Monday, January 9, 2012


Our congregation has a traditional "Decades Service" early in January each year. Speakers in their teens, 20s (if available), 30s, 40s, 50s, 60s, and 70s respond to Mary Oliver's poem, The Summer Day (see below) by revealing their plans for the rest of their lives. 

I have always enjoyed learning from service participants -- but never wanted to be one. This year, I was asked. Not only did I have to speak, I had to reveal my age to everyone. I did it. To find out my age -- and what I said, you will have to read my next blog.
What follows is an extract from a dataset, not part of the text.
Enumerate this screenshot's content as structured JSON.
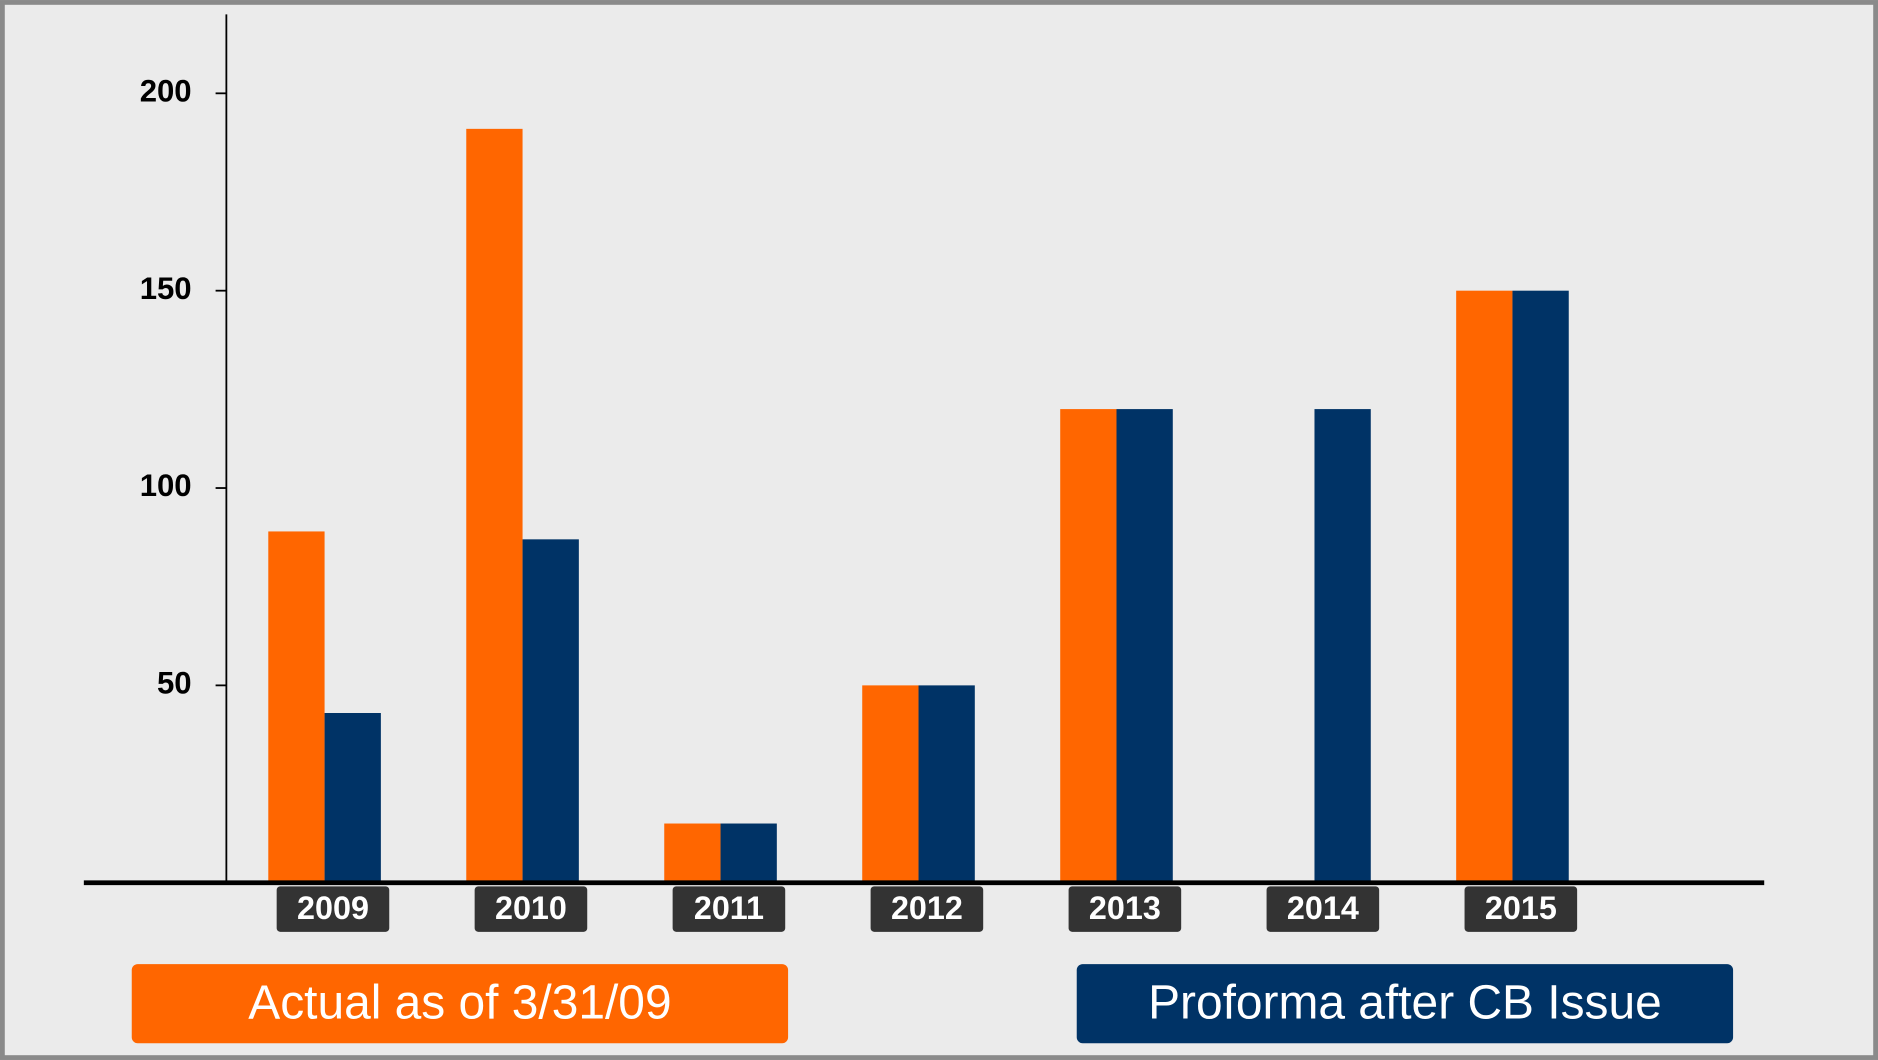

The Summer Day by Mary Oliver

Who made the world?
Who made the swan, and the black bear?
Who made the grasshopper?
This grasshopper, I mean-
the one who has flung herself out of the grass,
the one who is eating sugar out of my hand,
who is moving her jaws back and forth instead of up and down-
who is gazing around with her enormous and complicated eyes.
Now she lifts her pale forearms and thoroughly washes her face.
Now she snaps her wings open, and floats away.
I don't know exactly what a prayer is.
I do know how to pay attention, how to fall down
into the grass, how to kneel down in the grass,
how to be idle and blessed, how to stroll through the fields,
which is what I have been doing all day.
Tell me, what else should I have done?
Doesn't everything die at last, and too soon?
Tell me, what is it you plan to do
with your one wild and precious life?